We drove for an hour, deeper into the dark, until the terrain changed. The trash piles smoothed out into a flat, concrete plain.

And in the center of the plain sat a massive, black cube.

The Supply Depot.

It was monolithic. Seamless black metal, untouched by rust. It looked alien amidst the decay of the Underside. The Government built things to last.

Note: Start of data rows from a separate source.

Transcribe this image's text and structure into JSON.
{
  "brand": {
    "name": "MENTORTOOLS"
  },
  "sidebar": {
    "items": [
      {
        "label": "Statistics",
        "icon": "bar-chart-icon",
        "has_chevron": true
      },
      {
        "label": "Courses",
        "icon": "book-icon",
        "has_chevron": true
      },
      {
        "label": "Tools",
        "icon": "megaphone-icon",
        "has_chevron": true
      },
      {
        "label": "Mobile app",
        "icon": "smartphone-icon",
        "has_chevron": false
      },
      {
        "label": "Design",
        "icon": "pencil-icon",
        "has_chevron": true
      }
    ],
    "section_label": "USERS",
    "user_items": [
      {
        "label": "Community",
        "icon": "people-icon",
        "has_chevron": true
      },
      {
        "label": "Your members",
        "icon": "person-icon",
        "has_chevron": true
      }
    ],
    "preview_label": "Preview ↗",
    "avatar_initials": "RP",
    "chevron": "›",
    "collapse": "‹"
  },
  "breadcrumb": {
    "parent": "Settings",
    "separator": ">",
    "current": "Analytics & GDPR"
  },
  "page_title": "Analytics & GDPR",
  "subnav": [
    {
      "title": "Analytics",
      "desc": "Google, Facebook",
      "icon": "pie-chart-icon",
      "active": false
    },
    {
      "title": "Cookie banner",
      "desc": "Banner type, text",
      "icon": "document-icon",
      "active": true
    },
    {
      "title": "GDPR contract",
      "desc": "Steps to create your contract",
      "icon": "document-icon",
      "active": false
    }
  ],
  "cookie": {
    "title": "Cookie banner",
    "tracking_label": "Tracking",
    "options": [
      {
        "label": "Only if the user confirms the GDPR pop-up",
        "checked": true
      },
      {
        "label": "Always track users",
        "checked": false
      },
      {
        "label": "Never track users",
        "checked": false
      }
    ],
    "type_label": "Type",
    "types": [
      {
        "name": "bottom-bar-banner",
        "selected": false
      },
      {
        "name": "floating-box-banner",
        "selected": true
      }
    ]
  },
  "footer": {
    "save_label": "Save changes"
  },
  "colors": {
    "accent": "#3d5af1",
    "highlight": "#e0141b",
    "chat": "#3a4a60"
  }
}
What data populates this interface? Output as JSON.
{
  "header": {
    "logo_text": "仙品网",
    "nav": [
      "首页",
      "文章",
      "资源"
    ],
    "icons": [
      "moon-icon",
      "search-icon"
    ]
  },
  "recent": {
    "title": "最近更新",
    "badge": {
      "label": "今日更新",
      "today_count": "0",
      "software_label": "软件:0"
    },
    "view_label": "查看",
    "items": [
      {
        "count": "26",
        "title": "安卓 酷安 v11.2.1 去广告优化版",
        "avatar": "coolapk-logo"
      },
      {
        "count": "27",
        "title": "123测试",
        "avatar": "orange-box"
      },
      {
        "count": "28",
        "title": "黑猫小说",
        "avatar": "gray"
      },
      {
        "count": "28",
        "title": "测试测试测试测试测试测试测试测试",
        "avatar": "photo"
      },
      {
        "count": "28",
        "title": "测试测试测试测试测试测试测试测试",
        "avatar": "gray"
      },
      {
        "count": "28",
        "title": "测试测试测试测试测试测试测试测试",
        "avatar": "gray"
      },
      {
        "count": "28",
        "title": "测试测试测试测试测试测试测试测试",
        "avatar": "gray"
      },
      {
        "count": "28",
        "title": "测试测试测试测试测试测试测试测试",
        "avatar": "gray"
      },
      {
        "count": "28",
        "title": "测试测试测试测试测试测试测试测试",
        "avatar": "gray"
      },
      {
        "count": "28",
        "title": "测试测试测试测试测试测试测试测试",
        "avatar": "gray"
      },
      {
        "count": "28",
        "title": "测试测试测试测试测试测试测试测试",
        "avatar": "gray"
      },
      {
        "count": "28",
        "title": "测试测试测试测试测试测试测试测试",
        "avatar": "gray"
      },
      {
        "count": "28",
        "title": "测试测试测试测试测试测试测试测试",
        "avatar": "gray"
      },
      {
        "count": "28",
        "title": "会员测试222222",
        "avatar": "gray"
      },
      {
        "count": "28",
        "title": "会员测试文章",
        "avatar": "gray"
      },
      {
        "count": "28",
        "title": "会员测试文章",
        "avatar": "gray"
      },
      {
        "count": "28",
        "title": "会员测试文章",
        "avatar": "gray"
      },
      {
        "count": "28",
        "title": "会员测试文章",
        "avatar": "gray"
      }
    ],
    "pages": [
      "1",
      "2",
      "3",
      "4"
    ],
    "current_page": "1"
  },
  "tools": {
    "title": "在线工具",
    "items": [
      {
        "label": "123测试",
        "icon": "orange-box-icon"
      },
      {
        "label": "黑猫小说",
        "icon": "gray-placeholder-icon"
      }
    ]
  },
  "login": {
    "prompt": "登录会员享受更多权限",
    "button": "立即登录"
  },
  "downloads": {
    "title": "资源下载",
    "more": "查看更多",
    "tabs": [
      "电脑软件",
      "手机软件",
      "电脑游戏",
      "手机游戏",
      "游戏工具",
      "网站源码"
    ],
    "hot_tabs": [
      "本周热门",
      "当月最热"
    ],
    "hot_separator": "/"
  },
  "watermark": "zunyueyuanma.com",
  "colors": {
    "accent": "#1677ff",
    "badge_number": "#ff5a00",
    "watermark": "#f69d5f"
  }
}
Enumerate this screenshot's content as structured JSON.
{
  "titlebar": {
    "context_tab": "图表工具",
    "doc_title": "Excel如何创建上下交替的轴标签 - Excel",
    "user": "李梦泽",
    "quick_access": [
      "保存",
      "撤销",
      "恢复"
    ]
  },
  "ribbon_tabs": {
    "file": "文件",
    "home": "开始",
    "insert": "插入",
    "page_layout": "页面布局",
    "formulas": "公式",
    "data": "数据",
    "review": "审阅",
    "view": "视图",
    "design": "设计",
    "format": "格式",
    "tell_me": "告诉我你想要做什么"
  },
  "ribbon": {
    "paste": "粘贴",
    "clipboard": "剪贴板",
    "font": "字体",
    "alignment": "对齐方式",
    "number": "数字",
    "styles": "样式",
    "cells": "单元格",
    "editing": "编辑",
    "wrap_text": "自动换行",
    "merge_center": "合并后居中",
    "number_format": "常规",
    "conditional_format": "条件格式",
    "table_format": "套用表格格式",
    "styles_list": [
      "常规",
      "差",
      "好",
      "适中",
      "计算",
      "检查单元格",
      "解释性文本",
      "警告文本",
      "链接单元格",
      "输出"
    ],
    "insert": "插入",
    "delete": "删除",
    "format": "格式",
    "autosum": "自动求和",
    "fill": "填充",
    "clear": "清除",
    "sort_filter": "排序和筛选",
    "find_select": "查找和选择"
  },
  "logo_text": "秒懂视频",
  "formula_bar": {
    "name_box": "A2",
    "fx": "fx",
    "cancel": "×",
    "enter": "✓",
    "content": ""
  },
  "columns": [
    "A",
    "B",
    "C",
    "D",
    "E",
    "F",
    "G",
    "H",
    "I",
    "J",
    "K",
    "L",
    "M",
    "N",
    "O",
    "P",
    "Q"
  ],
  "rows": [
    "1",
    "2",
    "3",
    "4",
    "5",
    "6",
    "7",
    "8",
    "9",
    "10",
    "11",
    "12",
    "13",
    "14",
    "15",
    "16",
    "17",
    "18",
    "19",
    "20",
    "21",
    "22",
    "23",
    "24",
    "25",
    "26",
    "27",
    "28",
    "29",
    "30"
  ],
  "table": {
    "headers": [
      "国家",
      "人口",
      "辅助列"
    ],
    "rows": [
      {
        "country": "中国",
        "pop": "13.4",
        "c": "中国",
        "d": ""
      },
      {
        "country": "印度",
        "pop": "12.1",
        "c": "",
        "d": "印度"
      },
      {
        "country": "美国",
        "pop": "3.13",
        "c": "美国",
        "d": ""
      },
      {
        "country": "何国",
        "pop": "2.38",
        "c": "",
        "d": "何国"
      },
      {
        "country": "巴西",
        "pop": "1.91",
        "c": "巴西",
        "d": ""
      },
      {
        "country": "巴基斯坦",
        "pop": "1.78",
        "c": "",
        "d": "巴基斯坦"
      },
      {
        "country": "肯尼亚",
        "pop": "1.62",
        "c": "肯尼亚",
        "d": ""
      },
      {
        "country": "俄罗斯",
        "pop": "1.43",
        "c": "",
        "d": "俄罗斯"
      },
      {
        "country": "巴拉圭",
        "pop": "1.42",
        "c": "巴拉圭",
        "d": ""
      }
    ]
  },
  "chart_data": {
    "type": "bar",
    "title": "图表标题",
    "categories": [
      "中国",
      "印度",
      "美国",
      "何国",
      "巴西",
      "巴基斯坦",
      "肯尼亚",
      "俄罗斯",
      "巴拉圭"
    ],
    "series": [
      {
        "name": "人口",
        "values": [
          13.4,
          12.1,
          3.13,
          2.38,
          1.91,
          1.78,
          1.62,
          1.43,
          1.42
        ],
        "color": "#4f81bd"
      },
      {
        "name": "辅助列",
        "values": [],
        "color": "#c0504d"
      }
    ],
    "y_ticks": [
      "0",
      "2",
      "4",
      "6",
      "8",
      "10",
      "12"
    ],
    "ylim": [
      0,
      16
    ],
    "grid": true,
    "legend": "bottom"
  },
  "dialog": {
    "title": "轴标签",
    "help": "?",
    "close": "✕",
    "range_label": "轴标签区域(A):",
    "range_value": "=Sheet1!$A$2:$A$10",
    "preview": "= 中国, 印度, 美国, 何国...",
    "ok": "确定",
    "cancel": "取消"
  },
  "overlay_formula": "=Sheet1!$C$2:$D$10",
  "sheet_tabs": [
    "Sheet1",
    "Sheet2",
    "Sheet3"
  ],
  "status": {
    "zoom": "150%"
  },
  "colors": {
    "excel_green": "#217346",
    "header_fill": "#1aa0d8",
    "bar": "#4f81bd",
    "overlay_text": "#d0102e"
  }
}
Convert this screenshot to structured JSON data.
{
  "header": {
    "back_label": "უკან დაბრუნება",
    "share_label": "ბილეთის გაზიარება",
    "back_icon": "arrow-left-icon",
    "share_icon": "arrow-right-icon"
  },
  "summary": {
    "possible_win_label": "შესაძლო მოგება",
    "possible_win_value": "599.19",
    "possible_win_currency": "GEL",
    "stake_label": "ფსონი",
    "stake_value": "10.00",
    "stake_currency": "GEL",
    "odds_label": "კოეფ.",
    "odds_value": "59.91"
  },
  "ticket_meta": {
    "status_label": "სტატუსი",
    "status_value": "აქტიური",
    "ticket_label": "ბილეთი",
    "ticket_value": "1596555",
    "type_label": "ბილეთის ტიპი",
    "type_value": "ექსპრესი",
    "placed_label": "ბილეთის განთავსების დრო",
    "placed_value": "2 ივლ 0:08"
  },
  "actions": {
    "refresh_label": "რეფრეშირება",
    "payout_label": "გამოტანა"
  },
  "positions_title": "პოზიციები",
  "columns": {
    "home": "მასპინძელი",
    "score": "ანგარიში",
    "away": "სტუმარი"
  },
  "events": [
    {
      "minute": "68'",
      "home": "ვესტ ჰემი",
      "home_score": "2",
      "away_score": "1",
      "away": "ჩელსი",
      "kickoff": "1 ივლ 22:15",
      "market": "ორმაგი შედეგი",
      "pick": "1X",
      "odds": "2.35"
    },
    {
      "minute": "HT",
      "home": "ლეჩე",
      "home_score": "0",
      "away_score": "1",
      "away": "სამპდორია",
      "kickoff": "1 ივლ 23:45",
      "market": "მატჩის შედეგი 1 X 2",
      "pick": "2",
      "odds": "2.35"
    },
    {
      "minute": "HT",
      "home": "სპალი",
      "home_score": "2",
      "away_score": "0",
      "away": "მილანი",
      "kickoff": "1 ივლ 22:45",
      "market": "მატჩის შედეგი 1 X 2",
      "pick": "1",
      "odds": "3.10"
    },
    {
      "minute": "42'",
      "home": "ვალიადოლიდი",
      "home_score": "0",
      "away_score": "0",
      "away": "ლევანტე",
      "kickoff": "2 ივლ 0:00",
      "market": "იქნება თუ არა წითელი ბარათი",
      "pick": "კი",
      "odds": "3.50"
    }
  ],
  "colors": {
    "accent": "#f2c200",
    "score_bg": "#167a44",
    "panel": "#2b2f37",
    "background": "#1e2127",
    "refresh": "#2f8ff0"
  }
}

Vex killed the engine. The silence rushed back in, heavy and oppressive.

"We're at the kill line," Vex whispered over the comms. "Two hundred meters out."

I peered through the slit.

Surrounding the black cube was a shimmering distortion in the air. A ring of humming pylons circled the building.

The Static Field.

Inside the ring, I could see them. Four automated turrets, mounted on rails, scanning back and forth with relentless precision. Their sensors glowed a dull, angry orange.

"Okay, Null," Vex's voice crackled in my earpiece. "Showtime."

The back door of The Coffin hissed open. The smell of ozone hit me instantly.

I unbuckled my straps. My hands were shaking, just a little.

Lyra grabbed my wrist. Her grip was tight.

"Kairo," she said softly.

I looked back.

"Don't die," she whispered. "I can't see your future, so I can't warn you. You're on your own in there."

"I'm used to it," I lied.

I stepped out of the vehicle and onto the cracked concrete.

The air hummed with lethal energy. The turrets spun, their orange eyes sweeping the perimeter. They were looking for ghosts. They were looking for futures.

I took a breath.

And I walked straight toward the firing line.